For MVPA minutes, PA inequality was greatest for strategy and management episodes, which had significantly greater PA inequality than warm-up, fitness, sport skill, game play, scrimmage, free play, and self-care episodes. Consistent with inequality in activity counts, inequality in MVPA minutes was lowest during warm-up and fitness episodes. Inequality in MVPA minutes by episode type was generally lower than inequality in total activity counts, as indicated by lower Gini coefficient estimates for each purpose type.

Member arrangement

By member arrangement, Gini coefficient estimates ranged from 0.27 to 0.42 for total activity counts and from 0.01 to 0.42 for MVPA minutes, with most member arrangement types indicating a medium level of inequality for each outcome. Although the main effect of member arrangement was significant for activity counts and MVPA minutes, paired comparisons were not significant after the Benjamini-Hochberg procedure controlling for false discovery.

Setting demand

For total activity counts, episodes with optimal demand had significantly lower PA inequality than disadvantaged demand. However, inequality in MVPA minutes did not significantly differ by setting demand. Inequality in MVPA minutes by setting demand is generally lower than inequality in activity counts by setting demand.

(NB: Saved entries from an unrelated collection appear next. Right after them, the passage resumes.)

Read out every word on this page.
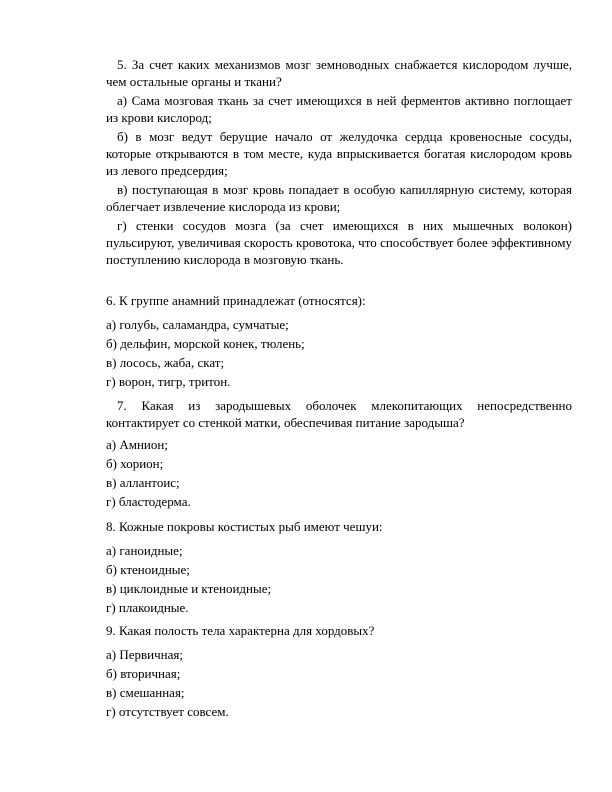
5. За счет каких механизмов мозг земноводных снабжается кислородом лучше, чем остальные органы и ткани?

а) Сама мозговая ткань за счет имеющихся в ней ферментов активно поглощает из крови кислород;

б) в мозг ведут берущие начало от желудочка сердца кровеносные сосуды, которые открываются в том месте, куда впрыскивается богатая кислородом кровь из левого предсердия;

в) поступающая в мозг кровь попадает в особую капиллярную систему, которая облегчает извлечение кислорода из крови;

г) стенки сосудов мозга (за счет имеющихся в них мышечных волокон) пульсируют, увеличивая скорость кровотока, что способствует более эффективному поступлению кислорода в мозговую ткань.

6. К группе анамний принадлежат (относятся):

а) голубь, саламандра, сумчатые;

б) дельфин, морской конек, тюлень;

в) лосось, жаба, скат;

г) ворон, тигр, тритон.

7. Какая из зародышевых оболочек млекопитающих непосредственно контактирует со стенкой матки, обеспечивая питание зародыша?

а) Амнион;

б) хорион;

в) аллантоис;

г) бластодерма.

8. Кожные покровы костистых рыб имеют чешуи:

а) ганоидные;

б) ктеноидные;

в) циклоидные и ктеноидные;

г) плакоидные.

9. Какая полость тела характерна для хордовых?

а) Первичная;

б) вторичная;

в) смешанная;

г) отсутствует совсем.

PA inequality by episode type among demographic subgroups

Episode purpose

PA inequality by demographic subgroups for total activity counts and MVPA minutes is shown in , respectively. For each demographic subgroup, inequality in activity counts was lowest during warm-up, fitness, and sport skill episodes. Specifically, for males and full pay lunch status participants, warm-up, fitness, and sport skill episodes had significantly lower inequality in activity counts compared to scrimmage, free play, strategy, management, and self-care episodes. For females, warm-up and sport skill episodes had lower inequality in activity counts than game play, scrimmage, free play, strategy, management, and self-care episodes. For males, free/reduced lunch status participants, and full pay lunch status participants, inequality in activity counts was greatest during management episodes compared to other purpose types. For females, inequality in activity counts was greatest during free play episodes.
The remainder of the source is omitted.